Promus le 13 Août dernier par un décret du Président de la République, Chef Suprême des Forces Armées, les nouveaux généraux ont reçu leurs attributs le 21 Août au cours d’une cérémonie présidée par le Premier Ministre, Chef du Gouvernement, Philémon Yang.

On se souvient que la semaine ayant suivi ces nominations, la presse indépendante en avait fait grand écho et avait fait savoir que tous les promus étaient issus de l’Armée de terre sans toutefois relever de quel corps ils en étaient issus. Après enquête et alors que d’aucuns disaient que ce n’était qu’une juste récompense des e fforts fournis dans la guerre que le Cameroun mène contre la nébuleuse Boko Haram ; Aurore Plus est allé au-delà de cette affirmation pour découvrir que loin d’être favorable à tous les corps d’armée comme cela était de coutume, il s’est plutôt agi d’un acte en faveur d’un seul corps d’armée.

Le génie militaire à l’honneur
Si beaucoup d’observateurs ont vu en ces différentes nominations la reconnaissance du mérite de certains vaillants responsables militaires engagés dans la guerre contre la secte Boko Haram, c’était au regard des états de service des uns et des autres. Mais avec un peu recul, ces mêmes observateurs constatent que ce ne sont pas les plus méritants, qui, tous, ont été récompensés. Avec amertume, ils se rendent compte que c’est un seul corps d’armée qui a été glorifié alors que tous les corps sont engagés dans ce combat avec diverses fortunes. Le génie militaire voit ainsi plusieurs de ses gradés portés aux cimes des forces de défense comme si c’était la seule arme à avoir porté de sérieux coups à l’ennemi. En scrutant les précédentes nominations, l’on s’était rendu compte que dans un souci d’apaisement et en bon père de famille, le chef de famille qu’est le Président avait toujours joué à l’équilibriste en nommant des généraux dans tous les corps d’armée. Que s’est-il passé cette fois-ci pour ne penser qu’aux gradés du génie militaire ? S’est-il agi d’un rattrapage ou d’une volonté de satisfaire ce corps ? Pourtant, l’on se rappelle qu’au début de ses attaques, le corps qui avait le premier perdu ses gradés et son personnel, c’était la gendarmerie. Celle-ci avait d’ailleurs été le premier de ces corps à avoir des confrontations avec les miliciens de la nébuleuse et à lui infliger des revers. Comment le Chef de l’Etat n’a-t-il pas pensé aux gradés de ce corps ?
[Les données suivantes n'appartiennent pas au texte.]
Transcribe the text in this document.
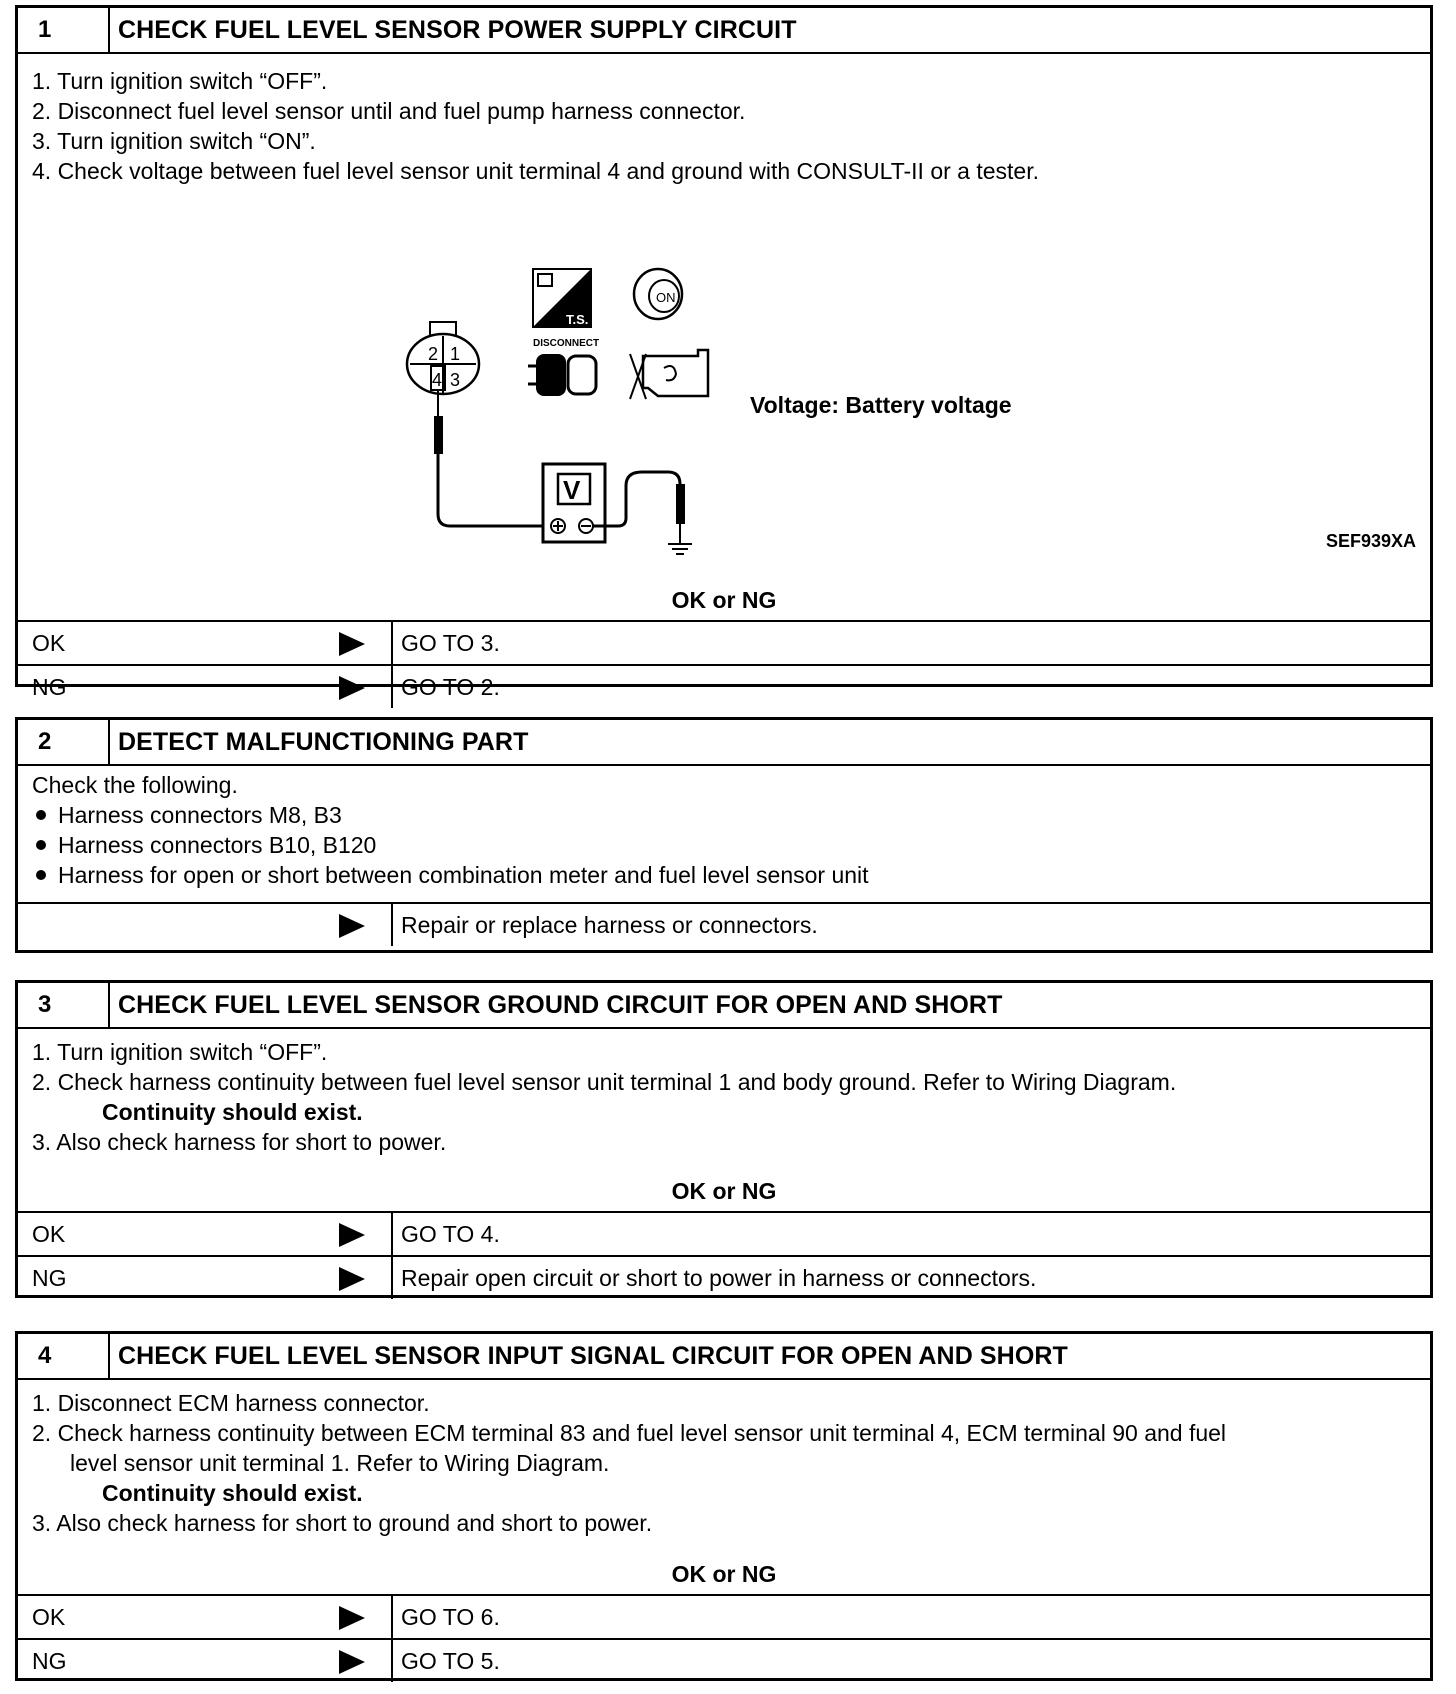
1	CHECK FUEL LEVEL SENSOR POWER SUPPLY CIRCUIT
1. Turn ignition switch “OFF”.
2. Disconnect fuel level sensor until and fuel pump harness connector.
3. Turn ignition switch “ON”.
4. Check voltage between fuel level sensor unit terminal 4 and ground with CONSULT-II or a tester.
T.S.
ON
DISCONNECT
2 1
4 3
V
Voltage: Battery voltage
SEF939XA
OK or NG
OK	GO TO 3.
NG	GO TO 2.
2	DETECT MALFUNCTIONING PART
Check the following.
Harness connectors M8, B3
Harness connectors B10, B120
Harness for open or short between combination meter and fuel level sensor unit
Repair or replace harness or connectors.
3	CHECK FUEL LEVEL SENSOR GROUND CIRCUIT FOR OPEN AND SHORT
1. Turn ignition switch “OFF”.
2. Check harness continuity between fuel level sensor unit terminal 1 and body ground. Refer to Wiring Diagram.
Continuity should exist.
3. Also check harness for short to power.
OK or NG
OK	GO TO 4.
NG	Repair open circuit or short to power in harness or connectors.
4	CHECK FUEL LEVEL SENSOR INPUT SIGNAL CIRCUIT FOR OPEN AND SHORT
1. Disconnect ECM harness connector.
2. Check harness continuity between ECM terminal 83 and fuel level sensor unit terminal 4, ECM terminal 90 and fuel
level sensor unit terminal 1. Refer to Wiring Diagram.
Continuity should exist.
3. Also check harness for short to ground and short to power.
OK or NG
OK	GO TO 6.
NG	GO TO 5.
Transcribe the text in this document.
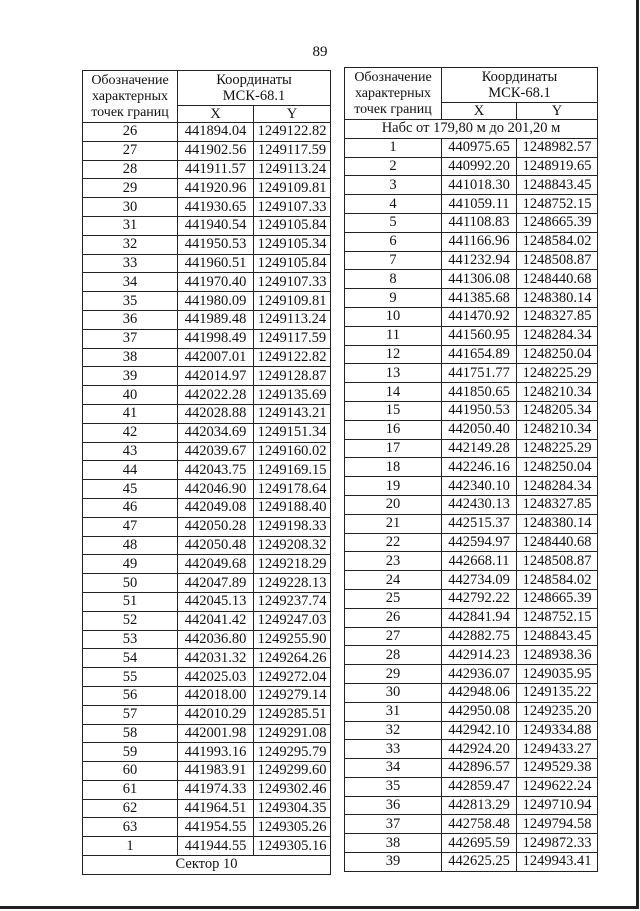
89
Обозначение характерных точек границ	Координаты
МСК-68.1	
	X	Y
26	441894.04	1249122.82
27	441902.56	1249117.59
28	441911.57	1249113.24
29	441920.96	1249109.81
30	441930.65	1249107.33
31	441940.54	1249105.84
32	441950.53	1249105.34
33	441960.51	1249105.84
34	441970.40	1249107.33
35	441980.09	1249109.81
36	441989.48	1249113.24
37	441998.49	1249117.59
38	442007.01	1249122.82
39	442014.97	1249128.87
40	442022.28	1249135.69
41	442028.88	1249143.21
42	442034.69	1249151.34
43	442039.67	1249160.02
44	442043.75	1249169.15
45	442046.90	1249178.64
46	442049.08	1249188.40
47	442050.28	1249198.33
48	442050.48	1249208.32
49	442049.68	1249218.29
50	442047.89	1249228.13
51	442045.13	1249237.74
52	442041.42	1249247.03
53	442036.80	1249255.90
54	442031.32	1249264.26
55	442025.03	1249272.04
56	442018.00	1249279.14
57	442010.29	1249285.51
58	442001.98	1249291.08
59	441993.16	1249295.79
60	441983.91	1249299.60
61	441974.33	1249302.46
62	441964.51	1249304.35
63	441954.55	1249305.26
1	441944.55	1249305.16
Сектор 10		
Обозначение характерных точек границ	Координаты
МСК-68.1	
	X	Y
Набс от 179,80 м до 201,20 м		
1	440975.65	1248982.57
2	440992.20	1248919.65
3	441018.30	1248843.45
4	441059.11	1248752.15
5	441108.83	1248665.39
6	441166.96	1248584.02
7	441232.94	1248508.87
8	441306.08	1248440.68
9	441385.68	1248380.14
10	441470.92	1248327.85
11	441560.95	1248284.34
12	441654.89	1248250.04
13	441751.77	1248225.29
14	441850.65	1248210.34
15	441950.53	1248205.34
16	442050.40	1248210.34
17	442149.28	1248225.29
18	442246.16	1248250.04
19	442340.10	1248284.34
20	442430.13	1248327.85
21	442515.37	1248380.14
22	442594.97	1248440.68
23	442668.11	1248508.87
24	442734.09	1248584.02
25	442792.22	1248665.39
26	442841.94	1248752.15
27	442882.75	1248843.45
28	442914.23	1248938.36
29	442936.07	1249035.95
30	442948.06	1249135.22
31	442950.08	1249235.20
32	442942.10	1249334.88
33	442924.20	1249433.27
34	442896.57	1249529.38
35	442859.47	1249622.24
36	442813.29	1249710.94
37	442758.48	1249794.58
38	442695.59	1249872.33
39	442625.25	1249943.41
Où sont passés les autres corps de métiers?
Pourtant ce corps du génie militaire n’est pas le seul à être engagé au combat. Dans cette lutte asymétrique, ont eu à intervenir, tous les autres corps d’armée. Depuis le Bataillon d’Intervention Rapide (BIR) jusqu’à la Marine Nationale en passant par l’Armée de l’Air, la Cavalerie et l’Infanterie. S’il fallait récompenser les forces de défense pour leur engagement dans le respect de l’intégrité nationale, pourquoi n’avoir donc pas pensé à tous ces corps d’armée ? L’on se rappelle également qu’il y a quelques jours, dans une correspondance adressée au Chef de l’Etat, des matelots avaient porté à sa connaissance qu’ils avaient passé plus de six (06) mois au front, une situation qui n’était pas conforme aux us et coutumes de l’Armée et à laquelle n’étaient pas astreints les autres corps. Pourquoi avoir sacrifié les marins et préservé les autres corps ? Ce rappel des habitudes de ces matelots n’a-t-il pas plu au Chef Suprême des Armées au point où il a sanctionné ce corps d’armée ? Faute d’y répondre par l’affirmative, l’observation des faits risque de nous donner raison. Et même s’il est difficile pour l’instant de répondre, à toutes ces interrogations ; tout se passe comme si quelqu’un voulait exacerber le sentiment de certains corps d’armée et les amener à la révolte contre leurs frères d’armes.
Qui a donc intérêt à le faire et dans quel but ? Est-ce pour nous détourner de l’ennemi commun et ainsi créer des failles dans les forces de défense qui profiteraient à Boko Haram pour perpétuer ses attaques contre le Cameroun et par ricochet nous détourner de l’objectif premier qui est l’atteinte de l’émergence à l’horizon 2035 ? Ou alors, estce dans le but de faire comprendre à certaines armes qu’elles sont au dessus des autres afin de favoriser l’émergence des brèches dans les forces de défense, elles qui doivent rester soudées dans le but de combattre l’ennemi ? Cette quête de la division dans les forces de défense est-elle gratuite ou a-t-elle pour objectif de fragiliser le pouvoir du Chef de l’Etat dans le but de servir des intérêts égoïstes qui ne profiteraient qu’à ceux qui lorgnent le pouvoir d’Etoudi ? Difficile d’y répondre de manière tranchée. Mais une chose est sûre, en faisant la promotion dans une seule arme des forces de défense, le Chef de l’Etat a servi les uns et desservi les autres. Par cet acte ou par ceux qui l’ont poussé à le poser, ils ont fait du ressentiment aux uns et de la joie aux autres. Dans une famille, cela ne sert pas une cause.
Cela peut conduire au déchirement des membres d’une même famille et quand on sait que tous les Camerounais doivent rester solidaires pour combattre Boko Haram, il est nécessaire que les différentes armes des forces de défense fassent corps et s’intègrent les unes dans les autres. Le Président Paul Biya saura-t-il rattraper cette erreur dans laquelle l’ont plongé ses principaux collaborateurs ? Voyons venir ! Et parmi les plus lésés de ces corps d’armée, l’on peut citer en première ligne les gendarmes. Eux qui étaient au front dès les premières attaques de Boko Haram. Mais cette injustice transparait davantage quand on se rappelle que ce corps des forces de défense a vu disparaitre en 2014 et 2015 les généraux de division Mambou Deffo, précédemment Inspecteur générale de la gendarmerie nationale au Secrétariat d’Etat à la Défense et le général de Brigade Mohamadou Hamadicko, ancien directeur général de l’Eiforces.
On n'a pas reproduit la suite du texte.